After dilating the pupil to the size of a quarter and giving me numbing drops, they shot my retinal tears with, what seemed like, a hundred laser beams. This welds the retina back together and hopefully will prevent most vision loss. Fortunately, it may have prevented me from going blind. Unfortunately, it didn't get rid of Pac-man and his spidery friends and the beautiful vision that I was enjoying after my cataract surgery is probably gone forever. I keep reminding myself, "I'm not blind."

Act Fast
There was a very high probability that we would have been traveling for our 25th anniversary. It was just a stroke of luck that we decided to stay close to home. The difference between having to deal with a retinal tear and a retinal detachment and face much more serious surgery and possibly blindness, is just a matter of how fast you make it to the doctor. Bottom line, if you see unusual floaters, cobwebs, or flashes of light in your eyes, RUN to a good ophthalmologist. Time is of the essence.


MsJeanette said...

I agree that any flashing lights, unusual floaters, etc. must be dealt with immediately! My retina detached and tore in two spots while I was visiting my ailing uncle in Louisiana. I only had distortion of my vision and damn near flew home (I had ridden there with my cousin (Uncle Bob's daughter) and she was not ready to leave). Had I not been so "thrifty ... cheap ... much my depression parents' daughter", I would have paid the over $1200 for the last seat on a flight home and the pressure changes would have probably ended my vision in that eye.

Anne offered to let me drive her car home but I knew my vision was too compromised for that. So we left the next morning. I called the retina specialist immediately and he worked me in the next morning and if I had not eaten already would have insisted on surgery that afternoon! He did it the next day, had to do a vitriectomy (removed the fluid in the eye), lasered the retina back together and put a band on the eyeball to keep it in approximately the right shape.

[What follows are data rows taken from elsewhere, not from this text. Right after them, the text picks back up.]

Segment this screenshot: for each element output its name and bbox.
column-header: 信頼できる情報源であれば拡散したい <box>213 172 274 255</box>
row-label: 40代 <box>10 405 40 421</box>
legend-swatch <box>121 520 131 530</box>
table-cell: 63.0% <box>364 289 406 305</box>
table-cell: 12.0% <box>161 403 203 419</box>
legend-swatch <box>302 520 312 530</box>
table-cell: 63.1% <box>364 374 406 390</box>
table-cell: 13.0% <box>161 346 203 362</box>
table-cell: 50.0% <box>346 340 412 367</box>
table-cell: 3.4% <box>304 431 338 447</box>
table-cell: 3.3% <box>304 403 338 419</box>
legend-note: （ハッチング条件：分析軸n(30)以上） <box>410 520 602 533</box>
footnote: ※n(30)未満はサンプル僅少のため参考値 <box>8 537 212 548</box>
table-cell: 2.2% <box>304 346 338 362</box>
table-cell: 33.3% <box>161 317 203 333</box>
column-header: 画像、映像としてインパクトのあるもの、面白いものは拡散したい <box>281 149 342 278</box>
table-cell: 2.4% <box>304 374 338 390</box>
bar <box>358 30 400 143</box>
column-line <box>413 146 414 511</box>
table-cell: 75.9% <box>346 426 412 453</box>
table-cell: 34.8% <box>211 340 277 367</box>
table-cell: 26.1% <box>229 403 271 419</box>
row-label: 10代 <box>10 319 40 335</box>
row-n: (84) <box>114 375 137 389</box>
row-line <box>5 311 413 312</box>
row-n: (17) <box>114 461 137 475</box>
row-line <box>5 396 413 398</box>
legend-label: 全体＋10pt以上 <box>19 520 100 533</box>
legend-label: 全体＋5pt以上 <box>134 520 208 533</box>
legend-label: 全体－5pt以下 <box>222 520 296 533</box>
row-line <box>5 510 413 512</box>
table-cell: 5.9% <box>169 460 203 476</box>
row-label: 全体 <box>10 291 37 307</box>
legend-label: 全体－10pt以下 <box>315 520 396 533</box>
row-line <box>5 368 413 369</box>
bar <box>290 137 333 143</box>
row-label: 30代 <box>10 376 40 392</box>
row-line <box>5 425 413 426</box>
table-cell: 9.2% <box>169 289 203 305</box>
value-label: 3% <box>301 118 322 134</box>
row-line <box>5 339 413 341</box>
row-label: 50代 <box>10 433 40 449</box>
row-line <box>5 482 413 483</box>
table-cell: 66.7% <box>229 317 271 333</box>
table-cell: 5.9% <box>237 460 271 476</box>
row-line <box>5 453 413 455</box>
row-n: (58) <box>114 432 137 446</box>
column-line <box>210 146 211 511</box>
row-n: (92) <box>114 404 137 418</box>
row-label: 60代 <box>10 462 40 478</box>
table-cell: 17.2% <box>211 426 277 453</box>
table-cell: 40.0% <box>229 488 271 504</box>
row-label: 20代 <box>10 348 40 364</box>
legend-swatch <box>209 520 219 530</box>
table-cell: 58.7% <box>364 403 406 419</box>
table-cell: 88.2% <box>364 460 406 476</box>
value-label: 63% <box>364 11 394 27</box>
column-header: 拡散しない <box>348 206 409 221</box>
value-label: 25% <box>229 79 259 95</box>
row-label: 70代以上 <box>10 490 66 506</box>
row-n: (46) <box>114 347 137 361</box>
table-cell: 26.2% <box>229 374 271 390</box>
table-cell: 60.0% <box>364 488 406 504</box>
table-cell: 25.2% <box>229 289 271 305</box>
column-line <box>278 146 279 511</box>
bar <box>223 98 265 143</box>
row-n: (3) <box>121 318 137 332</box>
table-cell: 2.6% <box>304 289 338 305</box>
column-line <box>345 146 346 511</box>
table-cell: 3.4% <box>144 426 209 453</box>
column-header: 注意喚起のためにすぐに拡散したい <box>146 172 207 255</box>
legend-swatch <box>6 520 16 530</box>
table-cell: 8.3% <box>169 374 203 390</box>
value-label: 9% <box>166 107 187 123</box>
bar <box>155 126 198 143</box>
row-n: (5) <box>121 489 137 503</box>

I am super lucky in that he was able to do the repairs and my vision is almost back to 20/20 (with contacts) in that eye. If you see flashing lights or a sudden change in vision, DO SOMETHING SMART with the best retina doc you can find right away. I have had Type 1 diabetes for over 50 years and have basically kept this guy in my life ever since I found him. My optometrist also shares and reviews his records all the time and sends me back as soon as she sees anything. Good team.

Good nutrition, an active lifestyle and a lot of luck have seen me through many years of extended visual health for a diabetic. Joanne's recipes are all dead on to reduce inflammation and stay healthy. She has been my friend and I love her, but despite my prejudice, I say her advice is highly recommended!

Mary Lou said...

Hi Joanne,
Thanks for sharing this experience. It's so important to understand what is going on with our eyes as we get older. I'm also nearsighted and can see cataract surgery coming into my future.

Dr. Joanne L. Mumola Williams said...

Just make sure you act quickly if it happens to you. I just got back from another emergency visit but thankfully there were no more tears. Just some bleeding from the laser surgery. Hours can mean the difference between a laser treatment and retinal detachment surgery which is quite complicated.